PB HLTH 292, Section 013
Statistics and Genomics Seminar

Fall 2007



Thursday, August 30th

Database mining with biomaRt
Dr. Steffen Durinck
Division of Biostatistics, UC Berkeley, and Lawrence Berkeley National Laboratory

In recent years a wealth of biological data has become available in public data repositories. Easy access to these valuable data resources and firm integration with data analysis is needed for comprehensive bioinformatics data analysis. In the seminar, I'll present the biomaRt package, an R package that provides an interface to a growing collection of databases implementing the BioMart software suite. The package enables retrieval of large amounts of data in a uniform way without the need to know the underlying database schemas or write complex SQL queries. Examples of BioMart databases are Ensembl, Uniprot and HapMap.
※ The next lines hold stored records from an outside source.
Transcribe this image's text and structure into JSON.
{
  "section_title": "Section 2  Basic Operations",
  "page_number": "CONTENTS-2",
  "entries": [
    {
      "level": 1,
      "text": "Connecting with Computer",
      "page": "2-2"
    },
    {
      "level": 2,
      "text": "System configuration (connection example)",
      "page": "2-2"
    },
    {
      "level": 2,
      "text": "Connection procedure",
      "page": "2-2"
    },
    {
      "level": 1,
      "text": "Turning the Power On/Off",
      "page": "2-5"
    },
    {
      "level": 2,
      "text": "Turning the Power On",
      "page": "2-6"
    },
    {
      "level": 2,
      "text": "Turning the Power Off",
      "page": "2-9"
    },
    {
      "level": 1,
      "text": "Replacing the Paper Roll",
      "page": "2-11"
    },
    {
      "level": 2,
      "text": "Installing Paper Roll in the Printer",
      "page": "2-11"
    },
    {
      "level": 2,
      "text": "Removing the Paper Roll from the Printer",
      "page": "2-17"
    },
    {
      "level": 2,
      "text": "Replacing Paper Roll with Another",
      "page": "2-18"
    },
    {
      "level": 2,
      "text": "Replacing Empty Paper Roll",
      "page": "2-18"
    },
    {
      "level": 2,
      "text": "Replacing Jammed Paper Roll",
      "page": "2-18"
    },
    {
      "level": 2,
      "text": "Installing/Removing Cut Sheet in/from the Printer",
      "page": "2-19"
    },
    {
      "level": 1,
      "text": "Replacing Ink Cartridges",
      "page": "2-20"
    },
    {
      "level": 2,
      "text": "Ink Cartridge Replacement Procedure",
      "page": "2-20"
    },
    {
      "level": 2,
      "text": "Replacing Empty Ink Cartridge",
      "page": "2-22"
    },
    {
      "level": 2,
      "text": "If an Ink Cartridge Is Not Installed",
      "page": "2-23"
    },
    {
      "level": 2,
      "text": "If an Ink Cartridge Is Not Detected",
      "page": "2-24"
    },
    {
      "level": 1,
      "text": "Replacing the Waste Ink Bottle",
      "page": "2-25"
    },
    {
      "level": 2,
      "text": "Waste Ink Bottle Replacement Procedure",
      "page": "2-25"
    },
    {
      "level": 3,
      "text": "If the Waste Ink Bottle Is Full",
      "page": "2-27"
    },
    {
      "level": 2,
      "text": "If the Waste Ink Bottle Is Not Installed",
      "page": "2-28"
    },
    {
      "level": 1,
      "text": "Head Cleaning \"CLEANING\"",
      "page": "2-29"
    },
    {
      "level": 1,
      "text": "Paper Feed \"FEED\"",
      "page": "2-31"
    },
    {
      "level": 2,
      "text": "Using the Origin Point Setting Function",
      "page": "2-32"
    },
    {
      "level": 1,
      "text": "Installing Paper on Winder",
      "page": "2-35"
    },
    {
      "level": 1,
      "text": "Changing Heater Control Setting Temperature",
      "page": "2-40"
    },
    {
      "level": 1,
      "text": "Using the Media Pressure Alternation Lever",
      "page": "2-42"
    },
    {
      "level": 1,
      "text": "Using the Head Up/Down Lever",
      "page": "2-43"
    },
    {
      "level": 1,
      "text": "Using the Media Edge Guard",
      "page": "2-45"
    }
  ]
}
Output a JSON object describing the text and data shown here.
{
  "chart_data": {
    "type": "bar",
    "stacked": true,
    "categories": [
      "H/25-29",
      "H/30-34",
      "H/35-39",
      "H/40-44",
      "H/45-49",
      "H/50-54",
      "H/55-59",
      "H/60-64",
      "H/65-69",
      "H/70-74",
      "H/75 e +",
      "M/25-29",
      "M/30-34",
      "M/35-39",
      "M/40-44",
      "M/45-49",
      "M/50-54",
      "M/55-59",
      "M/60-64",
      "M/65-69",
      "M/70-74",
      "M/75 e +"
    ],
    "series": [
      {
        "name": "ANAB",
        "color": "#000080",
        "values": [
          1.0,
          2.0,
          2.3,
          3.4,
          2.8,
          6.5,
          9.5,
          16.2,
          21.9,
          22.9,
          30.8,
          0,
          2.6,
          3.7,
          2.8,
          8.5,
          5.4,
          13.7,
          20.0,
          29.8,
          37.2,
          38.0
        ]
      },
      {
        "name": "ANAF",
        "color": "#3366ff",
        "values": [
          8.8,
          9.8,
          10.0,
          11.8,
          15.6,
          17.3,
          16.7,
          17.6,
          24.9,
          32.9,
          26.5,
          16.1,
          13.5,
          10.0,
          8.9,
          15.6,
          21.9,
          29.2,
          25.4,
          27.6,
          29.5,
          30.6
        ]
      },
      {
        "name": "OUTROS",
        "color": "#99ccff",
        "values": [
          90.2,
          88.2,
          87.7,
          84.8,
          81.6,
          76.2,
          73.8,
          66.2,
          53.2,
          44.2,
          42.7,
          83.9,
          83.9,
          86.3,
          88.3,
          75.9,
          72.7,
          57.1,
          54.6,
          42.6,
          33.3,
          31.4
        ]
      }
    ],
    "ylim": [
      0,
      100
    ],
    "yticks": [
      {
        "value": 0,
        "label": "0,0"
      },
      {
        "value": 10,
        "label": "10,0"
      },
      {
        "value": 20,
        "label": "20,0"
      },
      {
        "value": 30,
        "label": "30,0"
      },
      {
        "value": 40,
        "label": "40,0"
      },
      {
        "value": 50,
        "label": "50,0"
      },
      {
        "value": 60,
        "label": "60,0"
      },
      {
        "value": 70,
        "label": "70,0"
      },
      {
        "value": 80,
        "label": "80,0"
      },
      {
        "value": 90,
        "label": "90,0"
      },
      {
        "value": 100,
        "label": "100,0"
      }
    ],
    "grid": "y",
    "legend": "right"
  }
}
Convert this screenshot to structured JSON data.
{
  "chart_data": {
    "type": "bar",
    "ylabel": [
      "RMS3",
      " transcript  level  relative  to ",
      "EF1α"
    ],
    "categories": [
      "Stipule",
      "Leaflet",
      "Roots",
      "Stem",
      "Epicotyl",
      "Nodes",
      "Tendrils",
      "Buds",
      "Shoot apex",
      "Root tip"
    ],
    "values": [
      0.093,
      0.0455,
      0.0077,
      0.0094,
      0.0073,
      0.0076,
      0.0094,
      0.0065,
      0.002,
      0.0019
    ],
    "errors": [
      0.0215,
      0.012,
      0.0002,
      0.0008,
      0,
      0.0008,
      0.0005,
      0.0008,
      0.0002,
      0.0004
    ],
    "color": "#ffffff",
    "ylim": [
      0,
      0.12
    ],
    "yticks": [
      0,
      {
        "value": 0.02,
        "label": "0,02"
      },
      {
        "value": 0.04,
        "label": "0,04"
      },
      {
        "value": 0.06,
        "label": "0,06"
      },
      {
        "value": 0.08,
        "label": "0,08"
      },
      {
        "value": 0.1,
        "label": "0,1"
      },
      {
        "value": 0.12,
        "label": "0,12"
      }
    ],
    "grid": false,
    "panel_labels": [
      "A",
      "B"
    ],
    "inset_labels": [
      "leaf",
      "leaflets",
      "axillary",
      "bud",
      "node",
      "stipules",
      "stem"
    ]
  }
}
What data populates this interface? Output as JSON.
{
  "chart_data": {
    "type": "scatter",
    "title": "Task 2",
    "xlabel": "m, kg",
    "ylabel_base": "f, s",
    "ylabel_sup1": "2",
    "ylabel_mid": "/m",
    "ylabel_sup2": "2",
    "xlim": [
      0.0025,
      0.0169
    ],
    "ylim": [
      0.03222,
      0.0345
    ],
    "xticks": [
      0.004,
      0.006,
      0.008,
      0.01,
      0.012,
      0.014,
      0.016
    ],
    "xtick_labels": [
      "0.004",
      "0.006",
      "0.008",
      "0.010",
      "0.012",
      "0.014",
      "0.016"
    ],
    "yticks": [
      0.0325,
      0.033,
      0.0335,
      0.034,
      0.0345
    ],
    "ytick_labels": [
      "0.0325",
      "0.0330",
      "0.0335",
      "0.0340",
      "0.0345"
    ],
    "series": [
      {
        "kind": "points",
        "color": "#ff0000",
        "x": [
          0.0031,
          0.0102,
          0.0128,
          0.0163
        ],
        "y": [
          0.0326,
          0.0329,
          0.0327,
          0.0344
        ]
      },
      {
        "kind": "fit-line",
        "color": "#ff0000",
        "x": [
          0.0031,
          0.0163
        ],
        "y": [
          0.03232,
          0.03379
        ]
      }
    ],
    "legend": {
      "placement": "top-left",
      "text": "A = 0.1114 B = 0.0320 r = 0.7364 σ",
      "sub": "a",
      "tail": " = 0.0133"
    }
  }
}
These major databases give biomaRt users direct access to a diverse set of data and enable a wide range of powerful online queries from R. The biomaRt package is downloadable from the Bioconductor website: www.bioconductor.org.

Slides: PDF


Thursday, September 6th

The geometry of neighbor joining and minimum evolution trees
Peter Huggins
Department of Mathematics, UC Berkeley

For distance-based phylogenetic reconstruction, neighbor joining is fast and practical, while the minimum evolution method is well-principled but hard. Although the two methods seem unrelated, recent work has shown that actually neighbor joining is a greedy heuristic for finding minimum evolution trees. Inspired by this result, we present a unified geometric framework for comparing neighbor joining and minimum evolution methods, for small numbers of taxa. Our computational results suggest new conjectures about the theoretical performance of both methods.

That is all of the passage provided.